Old 09-13-11 | 10:55 PM
  #8  
Drew Eckhardt's Avatar
Drew Eckhardt
Senior Member
 
Joined: Apr 2010
Posts: 6,341
Likes: 326
From: Mountain View, CA USA and Golden, CO USA

Bikes: 97 Litespeed, 50-39-30x13-26 10 cogs, Campagnolo Ultrashift, retroreflective rims on SON28/PowerTap hubs

Originally Posted by gdg22042
I'm riding a 2006 Trek Project 1 Madone, and I seemed to have worn out the rear freehub on my bontranger race lite wheel (wheels were standard with the bike).

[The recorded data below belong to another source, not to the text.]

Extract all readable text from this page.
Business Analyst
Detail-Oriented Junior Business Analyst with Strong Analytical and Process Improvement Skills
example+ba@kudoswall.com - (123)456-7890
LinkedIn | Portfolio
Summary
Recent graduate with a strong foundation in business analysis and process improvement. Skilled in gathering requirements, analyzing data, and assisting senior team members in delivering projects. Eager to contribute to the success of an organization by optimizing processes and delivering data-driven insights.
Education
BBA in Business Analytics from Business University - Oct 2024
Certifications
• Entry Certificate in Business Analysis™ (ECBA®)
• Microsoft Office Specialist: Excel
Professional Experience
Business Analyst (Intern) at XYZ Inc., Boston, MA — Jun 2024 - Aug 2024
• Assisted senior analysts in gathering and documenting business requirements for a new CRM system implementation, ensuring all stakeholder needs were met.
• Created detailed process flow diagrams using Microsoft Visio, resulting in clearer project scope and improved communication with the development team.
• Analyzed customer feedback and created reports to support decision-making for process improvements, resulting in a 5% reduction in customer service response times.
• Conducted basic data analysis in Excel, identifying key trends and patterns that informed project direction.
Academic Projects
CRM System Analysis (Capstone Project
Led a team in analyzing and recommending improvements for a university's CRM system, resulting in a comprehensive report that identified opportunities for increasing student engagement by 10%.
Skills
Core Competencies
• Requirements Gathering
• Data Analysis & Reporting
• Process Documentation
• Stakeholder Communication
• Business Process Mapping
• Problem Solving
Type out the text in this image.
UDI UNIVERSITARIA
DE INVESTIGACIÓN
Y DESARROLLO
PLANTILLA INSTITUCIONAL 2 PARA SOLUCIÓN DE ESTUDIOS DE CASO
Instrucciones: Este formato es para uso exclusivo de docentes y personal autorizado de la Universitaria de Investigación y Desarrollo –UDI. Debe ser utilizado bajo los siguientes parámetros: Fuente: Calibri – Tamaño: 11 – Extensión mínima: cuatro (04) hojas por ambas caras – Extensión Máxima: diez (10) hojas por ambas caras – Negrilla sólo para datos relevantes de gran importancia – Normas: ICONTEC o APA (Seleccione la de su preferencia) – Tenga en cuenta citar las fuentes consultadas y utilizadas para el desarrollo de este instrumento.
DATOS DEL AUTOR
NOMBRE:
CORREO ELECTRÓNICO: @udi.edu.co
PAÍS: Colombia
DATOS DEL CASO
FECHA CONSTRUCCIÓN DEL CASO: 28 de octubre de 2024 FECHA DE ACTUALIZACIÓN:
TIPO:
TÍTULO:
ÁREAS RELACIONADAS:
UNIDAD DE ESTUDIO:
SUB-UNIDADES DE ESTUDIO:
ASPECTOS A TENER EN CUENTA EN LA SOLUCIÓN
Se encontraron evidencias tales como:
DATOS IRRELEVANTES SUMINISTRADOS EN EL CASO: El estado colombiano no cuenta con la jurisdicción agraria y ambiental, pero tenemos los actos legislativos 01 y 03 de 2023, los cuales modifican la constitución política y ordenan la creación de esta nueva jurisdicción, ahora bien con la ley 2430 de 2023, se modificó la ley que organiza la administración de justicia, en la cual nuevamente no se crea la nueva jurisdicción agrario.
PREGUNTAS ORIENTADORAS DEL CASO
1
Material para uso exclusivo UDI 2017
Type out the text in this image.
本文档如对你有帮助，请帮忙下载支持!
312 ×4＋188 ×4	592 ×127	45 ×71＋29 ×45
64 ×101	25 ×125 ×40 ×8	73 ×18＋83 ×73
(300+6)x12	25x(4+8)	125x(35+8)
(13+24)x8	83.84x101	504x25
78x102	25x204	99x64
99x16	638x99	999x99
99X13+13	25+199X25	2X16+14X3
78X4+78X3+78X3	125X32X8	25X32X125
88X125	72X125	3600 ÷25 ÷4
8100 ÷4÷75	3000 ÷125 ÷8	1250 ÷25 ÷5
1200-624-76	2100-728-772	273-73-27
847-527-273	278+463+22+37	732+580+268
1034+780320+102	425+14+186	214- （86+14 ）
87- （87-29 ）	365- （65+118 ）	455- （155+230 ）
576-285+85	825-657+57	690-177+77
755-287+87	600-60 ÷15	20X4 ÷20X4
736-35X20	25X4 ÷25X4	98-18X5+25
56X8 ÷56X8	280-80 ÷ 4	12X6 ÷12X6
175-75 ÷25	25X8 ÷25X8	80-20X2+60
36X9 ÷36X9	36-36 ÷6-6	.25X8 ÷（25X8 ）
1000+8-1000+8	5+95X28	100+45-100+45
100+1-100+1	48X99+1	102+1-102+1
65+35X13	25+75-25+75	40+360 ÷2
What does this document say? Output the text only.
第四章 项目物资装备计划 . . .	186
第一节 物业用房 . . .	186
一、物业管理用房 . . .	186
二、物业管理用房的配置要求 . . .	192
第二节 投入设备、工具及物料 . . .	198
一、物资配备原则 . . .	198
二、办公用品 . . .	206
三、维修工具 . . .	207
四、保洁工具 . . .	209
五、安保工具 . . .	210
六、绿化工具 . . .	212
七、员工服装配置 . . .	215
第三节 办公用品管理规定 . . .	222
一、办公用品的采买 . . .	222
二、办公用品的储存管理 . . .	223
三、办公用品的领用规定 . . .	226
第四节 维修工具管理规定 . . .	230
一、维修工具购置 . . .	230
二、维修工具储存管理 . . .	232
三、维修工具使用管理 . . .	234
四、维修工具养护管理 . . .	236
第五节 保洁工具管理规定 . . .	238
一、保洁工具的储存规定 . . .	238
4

I took the wheel to my normal LBS. They thought they had the hub in stock, but after looking around for 25 minutes, then concluded they didn't.

I then took it to my back-up LBS, who said they too didn't have the freehub in stock, and didn't think they could get it because the wheel is 5 years old and the particular freehub on the wheel might not be made anymore -- which may or may not be the reason the first LBS didn't have it in stock after all.
This is why you build wheels with standard, serviceable components. I have 15 year old wheels on their second (front) and third (rear) rims for which I can still buy bearings, freehub pawls, etc.

Question is, given my weight and usage, does anyone have any recommendations for a reasonably priced wheelset? While I do an occasional triathlon, I wouldn't say I'm a racer by any stretch, and I certainly don't need to grind every gram out of the bike for speed's sake (a few less hamburgers works just fine and is a lot cheaper).
32 hole Shimano Ultegra hubs (better bearing quality than 105, adjustable cup and cone bearings that should last a very long time, coined spoke holes in the flanges, etc. nice but not sexy).

Velocity rim of your choice - Deep V, Fusion, A23 (Mavic is getting out of selling rims to builders at some point, and Velocity rims are both less expensive and available in more colors).

DT Competition 2.0/1.8 butted spokes. You can use DT Revolution 2.0/1.5 spokes if you want to play the weight weenie game but there's more windup to deal with.

DT brass nipples. You can use alloy nipples if you want but better lubricate spoke threads and rim sockets with anti-seize.

Ideally you learn to build wheels (read Jobst Brandt's _The Bicycle Wheel_) and do it yourself using hubs from an on-line European source (where retail is lower than US wholesale ) plus other parts sourced on-line.

That way when you bend or wear out a rim a replacement costs you $50 for the rim and you can have it done as soon as you get around to it instead of $70 at full retail, + $45-$90 in labor, + $32+ for new spokes because they don't trust the ones you already have.

Or you find a reputable wheel builder.

Last edited by Drew Eckhardt; 09-14-11 at 09:38 AM.